Appearing Tuesday on CBS's This Morning, the Arizona Republican responded to a BuzzFeed report that Obama will include rights for same-sex couples in his plan for immigration reform, stating, "Well, it's something that frankly is not of paramount importance at this time."
"We'll have to look at it, we'll have to gauge how the majority of Congress feels, but that to me is a red flag that frankly we will address in time," McCain said, adding that there are still a number of "very difficult issues" that need to be resolved.
McCain is one of the eight senators who revealed the outline for the Senate's plan for immigration reform at a press conference yesterday. The bipartisan working group on immigration reform, dubbed the "gang of eight," did not include provisions in their plan that would allow gay Americans to sponsor their partners for citizenship as straight Americans can.
Under the Defense of Marriage Act, immigrants in relationships with Americans of the same-sex are denied various protections, including eligibility for green cards, because the federal government does not recognize such relationships.
According to Family Equality Council, there are more than 36,000 binational same-sex couples living in the United States today.

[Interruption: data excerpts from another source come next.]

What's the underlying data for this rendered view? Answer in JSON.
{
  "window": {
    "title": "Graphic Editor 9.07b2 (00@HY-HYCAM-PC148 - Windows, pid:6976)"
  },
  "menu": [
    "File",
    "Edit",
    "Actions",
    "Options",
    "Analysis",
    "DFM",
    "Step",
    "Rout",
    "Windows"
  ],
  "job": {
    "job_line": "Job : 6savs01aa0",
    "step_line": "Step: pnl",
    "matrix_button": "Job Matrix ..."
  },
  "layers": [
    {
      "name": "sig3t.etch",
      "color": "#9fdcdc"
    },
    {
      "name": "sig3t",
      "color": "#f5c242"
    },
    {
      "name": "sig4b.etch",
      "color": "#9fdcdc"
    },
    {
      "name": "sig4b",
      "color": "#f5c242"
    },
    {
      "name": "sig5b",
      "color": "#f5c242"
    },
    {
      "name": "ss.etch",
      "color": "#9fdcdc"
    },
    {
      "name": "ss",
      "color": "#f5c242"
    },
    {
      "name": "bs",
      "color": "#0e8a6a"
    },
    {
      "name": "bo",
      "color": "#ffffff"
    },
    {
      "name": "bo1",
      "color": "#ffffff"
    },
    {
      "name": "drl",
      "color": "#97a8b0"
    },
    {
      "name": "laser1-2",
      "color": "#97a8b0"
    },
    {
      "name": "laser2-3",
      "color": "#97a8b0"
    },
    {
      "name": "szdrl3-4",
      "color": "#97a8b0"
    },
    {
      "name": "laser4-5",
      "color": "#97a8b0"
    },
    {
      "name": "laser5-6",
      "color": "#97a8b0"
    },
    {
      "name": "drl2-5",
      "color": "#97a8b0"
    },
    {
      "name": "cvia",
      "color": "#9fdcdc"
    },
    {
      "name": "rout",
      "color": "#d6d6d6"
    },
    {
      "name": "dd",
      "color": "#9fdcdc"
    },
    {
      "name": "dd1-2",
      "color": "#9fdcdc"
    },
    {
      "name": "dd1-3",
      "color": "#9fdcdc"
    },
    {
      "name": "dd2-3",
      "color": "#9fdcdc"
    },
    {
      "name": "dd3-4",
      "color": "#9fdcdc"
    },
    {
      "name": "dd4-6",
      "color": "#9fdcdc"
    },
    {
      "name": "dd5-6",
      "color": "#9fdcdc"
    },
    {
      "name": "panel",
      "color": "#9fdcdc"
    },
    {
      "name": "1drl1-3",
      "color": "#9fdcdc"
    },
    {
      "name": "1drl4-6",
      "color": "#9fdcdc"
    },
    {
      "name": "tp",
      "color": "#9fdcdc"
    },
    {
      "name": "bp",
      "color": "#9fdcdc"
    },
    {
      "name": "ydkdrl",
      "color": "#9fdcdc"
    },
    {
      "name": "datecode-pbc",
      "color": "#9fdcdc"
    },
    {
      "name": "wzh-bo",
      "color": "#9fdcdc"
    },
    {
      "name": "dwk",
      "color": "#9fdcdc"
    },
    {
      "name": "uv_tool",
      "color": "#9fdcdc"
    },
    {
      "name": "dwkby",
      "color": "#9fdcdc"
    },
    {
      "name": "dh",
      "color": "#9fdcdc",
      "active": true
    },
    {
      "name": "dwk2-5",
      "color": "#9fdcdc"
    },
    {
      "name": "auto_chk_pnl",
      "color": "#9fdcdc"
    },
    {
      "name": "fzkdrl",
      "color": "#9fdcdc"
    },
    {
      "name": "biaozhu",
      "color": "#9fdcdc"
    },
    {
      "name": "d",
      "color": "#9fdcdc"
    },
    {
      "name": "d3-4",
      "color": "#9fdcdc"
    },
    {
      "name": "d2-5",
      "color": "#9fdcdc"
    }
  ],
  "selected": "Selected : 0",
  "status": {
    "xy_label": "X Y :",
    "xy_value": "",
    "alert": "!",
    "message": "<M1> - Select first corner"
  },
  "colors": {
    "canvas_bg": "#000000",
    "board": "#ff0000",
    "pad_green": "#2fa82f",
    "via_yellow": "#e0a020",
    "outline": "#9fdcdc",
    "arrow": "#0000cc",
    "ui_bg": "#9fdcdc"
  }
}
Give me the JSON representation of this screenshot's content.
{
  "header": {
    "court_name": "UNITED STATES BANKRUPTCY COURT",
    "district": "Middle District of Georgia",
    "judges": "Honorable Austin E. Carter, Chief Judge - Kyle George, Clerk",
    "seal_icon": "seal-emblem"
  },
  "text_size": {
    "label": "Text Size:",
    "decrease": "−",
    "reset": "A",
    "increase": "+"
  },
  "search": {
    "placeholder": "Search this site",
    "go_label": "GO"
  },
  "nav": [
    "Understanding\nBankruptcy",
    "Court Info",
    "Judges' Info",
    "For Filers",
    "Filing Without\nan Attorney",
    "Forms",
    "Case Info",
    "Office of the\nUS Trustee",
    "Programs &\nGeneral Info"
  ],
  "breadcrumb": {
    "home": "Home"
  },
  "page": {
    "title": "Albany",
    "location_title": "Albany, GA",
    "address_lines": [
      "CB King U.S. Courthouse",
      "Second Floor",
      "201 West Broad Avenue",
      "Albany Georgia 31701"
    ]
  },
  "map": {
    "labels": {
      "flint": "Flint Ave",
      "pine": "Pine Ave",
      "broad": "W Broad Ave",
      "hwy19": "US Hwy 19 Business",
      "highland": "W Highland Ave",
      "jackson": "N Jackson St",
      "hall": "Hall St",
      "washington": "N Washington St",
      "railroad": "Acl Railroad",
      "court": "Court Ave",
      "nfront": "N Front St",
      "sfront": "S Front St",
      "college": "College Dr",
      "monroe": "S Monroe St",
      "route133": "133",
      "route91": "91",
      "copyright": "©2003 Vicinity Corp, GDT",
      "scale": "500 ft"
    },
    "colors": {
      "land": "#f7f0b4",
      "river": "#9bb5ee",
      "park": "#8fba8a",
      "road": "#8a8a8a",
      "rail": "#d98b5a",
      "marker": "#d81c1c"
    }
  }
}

Nearly half of them are raising children.
Although the Senate's plan for immigration reform is not finalized, inclusion of rights for binational same-sex couples might prove to be one of the most controversial aspects of immigration reform.
In a statement released yesterday, the National Center for Lesbian Rights, Human Rights Campaign, Immigration Equality Action Fund, National Gay and Lesbian Task Force Action Fund and National Center for Transgender Equality said immigration reform "must include the ability of couples in same-sex relationships to sponsor their spouse or permanent-partner in the same way opposite-sex couples have long been able to under current immigration law."